AI-Powered EV Battery Fire Prevention System
An internship project focused on real-time thermal anomaly detection and predictive fire prevention in lithium-ion battery packs.
Executive Summary
Lithium-ion battery fires remain one of the most critical safety challenges in the EV industry. This internship project tasks candidates with designing an embedded AI system that monitors cell-level thermal data, detects early-stage thermal runaway signatures, and triggers automated safety interventions before ignition occurs.
Why it matters
A single battery fire incident can cost an OEM billions in recalls and destroy public trust built over years. Proactive, AI-driven prevention is the next frontier — combining embedded ML inference, fail-safe circuit design, and real-time data pipelines into a unified safety architecture.
Technical Understanding
Basics
Thermal Runaway Fundamentals: Understanding the chain reaction of internal short circuits, electrolyte decomposition, and heat generation inside lithium-ion cells.
Sensor Architecture: Deploying a mesh of thermistors, voltage monitors, and IR cameras across the battery pack to create a real-time thermal map at cell resolution.
Mid-Level Engineering
ML Model Design: Training anomaly detection models (autoencoders, LSTM-based time-series classifiers) on thermal signatures to identify precursor patterns 60–120 seconds before critical thresholds are reached.
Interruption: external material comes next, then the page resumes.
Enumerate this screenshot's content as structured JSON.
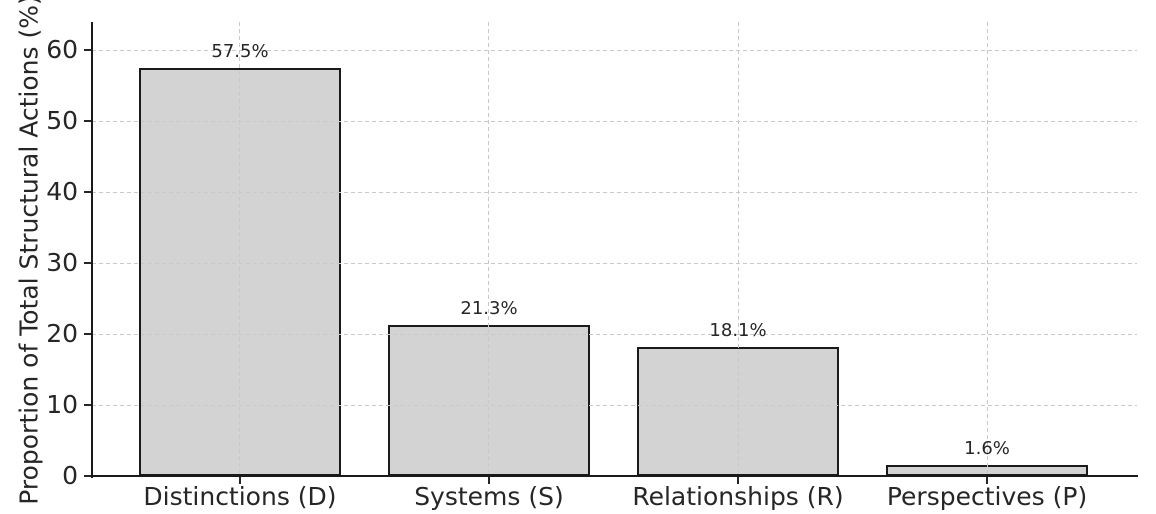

Edge Inference: Deploying quantized models on microcontrollers (STM32 / Cortex-M series) for sub-millisecond latency safety decisions without cloud dependency.
Advanced View
Automated Safety Interventions: Designing hardware-triggered isolation circuits that disconnect faulty cell groups, activate venting systems, and send CAN-bus alerts to the vehicle BMS and telematics stack.
Certification & Standards: Aligning the system design with ISO 26262 functional safety (ASIL-D), UN ECE R100, and AIS-038 Rev 2 (India) requirements for battery safety.
Key Takeaways
- • Thermal runaway prevention requires cell-level, millisecond-resolution sensing.
- • On-device ML inference is mandatory for fail-safe latency requirements.
- • Hardware isolation circuits must operate independently of software stacks.
- • Compliance with global safety standards is a non-negotiable deliverable.